SPOTTED along the PGH lobby was this sign, in purple and yellow (our class colors, reminiscent of ube and cheese), declaring how close we are to the End. I hardly noticed this, though, as I was late for the daily Summary Rounds at 7 am.
I arrived at 7:10 am, just in time to sign the Attendance Logbook. Who was the friend who made me realize that PGH is perhaps the only institution in the country that helps the logbook industry survive? There are logbooks everywhere. Attendance logbooks. Specimen logbooks. Patient logbooks. Referral logbooks. Instrument logbooks. May I suggest the following: (1) a logbook for all the unique names of babies born at PGH, (2) another logbook for consultants who have walked out of small group discussions or conferences and the corresponding reasons for doing so, and (3) another logbook for usage of restrooms.
I sat beside fellow late-comers Jonas Bico (the class president!), Joseph Brazal (my go-to man for anything historical), and Nic Bernardo (who can wear blood-stained rags and still look gorgeous).
Ching Ching (even her mother Tita Gloria calls her Ching) was endorsing her patient before the Chief Resident. She did well, as always.
At the Intensive Maternal Care Unit was forever-blockmate Franco Catangui, doing the daily fetal well-being studies for his pregnant patients.
I assisted in a five-hour surgery (altogether now, let's recite: "exploratory laparotomy, peritoneal fluid cytology, extrafascial hysterectomy with bilateral salpingooophorectomy, bilateral lymph node dissection, paraaortic lymph node sampling, random peritoneal biopsy, infracolic omentectomy") with the Gynecologic Oncology fellows. The case was rare (although no case is truly rare at PGH): malignant mixed mullerian tumor. I was asked to define the anatomy of the female genital tract—I was a disaster. We did complete surgical staging of the cancer. I had to fix 16 specimens. It took me more than hour to make sure everything was in complete order.
My experience a while ago brought me back to the the first time I ever entered the Operating Room.
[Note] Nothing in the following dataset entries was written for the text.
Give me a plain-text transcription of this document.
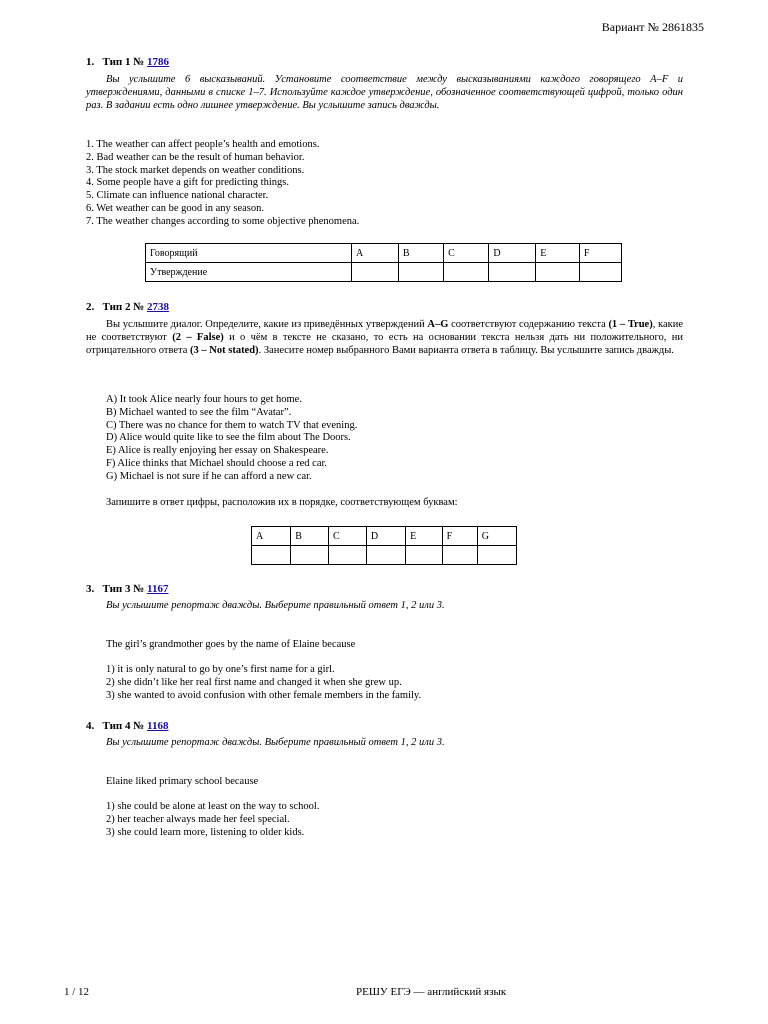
Вариант № 2861835
1. Тип 1 № 1786
Вы услышите 6 высказываний. Установите соответствие между высказываниями каждого говорящего A–F и утверждениями, данными в списке 1–7. Используйте каждое утверждение, обозначенное соответствующей цифрой, только один раз. В задании есть одно лишнее утверждение. Вы услышите запись дважды.
1. The weather can affect people’s health and emotions.
2. Bad weather can be the result of human behavior.
3. The stock market depends on weather conditions.
4. Some people have a gift for predicting things.
5. Climate can influence national character.
6. Wet weather can be good in any season.
7. The weather changes according to some objective phenomena.
Говорящий	A	B	C	D	E	F
Утверждение						
2. Тип 2 № 2738
Вы услышите диалог. Определите, какие из приведённых утверждений A–G соответствуют содержанию текста (1 – True), какие не соответствуют (2 – False) и о чём в тексте не сказано, то есть на основании текста нельзя дать ни положительного, ни отрицательного ответа (3 – Not stated). Занесите номер выбранного Вами варианта ответа в таблицу. Вы услышите запись дважды.
A) It took Alice nearly four hours to get home.
B) Michael wanted to see the film “Avatar”.
C) There was no chance for them to watch TV that evening.
D) Alice would quite like to see the film about The Doors.
E) Alice is really enjoying her essay on Shakespeare.
F) Alice thinks that Michael should choose a red car.
G) Michael is not sure if he can afford a new car.
Запишите в ответ цифры, расположив их в порядке, соответствующем буквам:
A	B	C	D	E	F	G

3. Тип 3 № 1167
Вы услышите репортаж дважды. Выберите правильный ответ 1, 2 или 3.
The girl’s grandmother goes by the name of Elaine because
1) it is only natural to go by one’s first name for a girl.
2) she didn’t like her real first name and changed it when she grew up.
3) she wanted to avoid confusion with other female members in the family.
4. Тип 4 № 1168
Вы услышите репортаж дважды. Выберите правильный ответ 1, 2 или 3.
Elaine liked primary school because
1) she could be alone at least on the way to school.
2) her teacher always made her feel special.
3) she could learn more, listening to older kids.
1 / 12	РЕШУ ЕГЭ — английский язык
It was on August 12, 2011. I was with Marvyn Chan and Jegar Catindig.
We were too eager, my groupmates and I. We wanted to have a memorable first experience so badly that when the petite resident, already busy with her share of patients, asked us, "Do you want to excise a lipoma?" we immediately said yes. We had only seen lipomas in textbooks.
Guided by our vague memories of Grey's Anatomy and our peripheral vision of more experienced interns and surgical residents, we performed the process of scrubbing in. The ritual was meant to keep everything aseptic.
The friendly doctor then gave us instructions—where to make the incision, how to administer the anesthesia, what type of suture to employ in closing the wound. The general dictum is the see-one-do-one principle. We had only the hear-one-do-one because she had a number of patients to attend to. "If you have questions, I'll be in the first cubicle" was the only reassurance we got, but it was a comfort to at least have someone to call to when something went badly wrong. We had that "What do we do now?" look.
To our relief the patient was able to go home alive.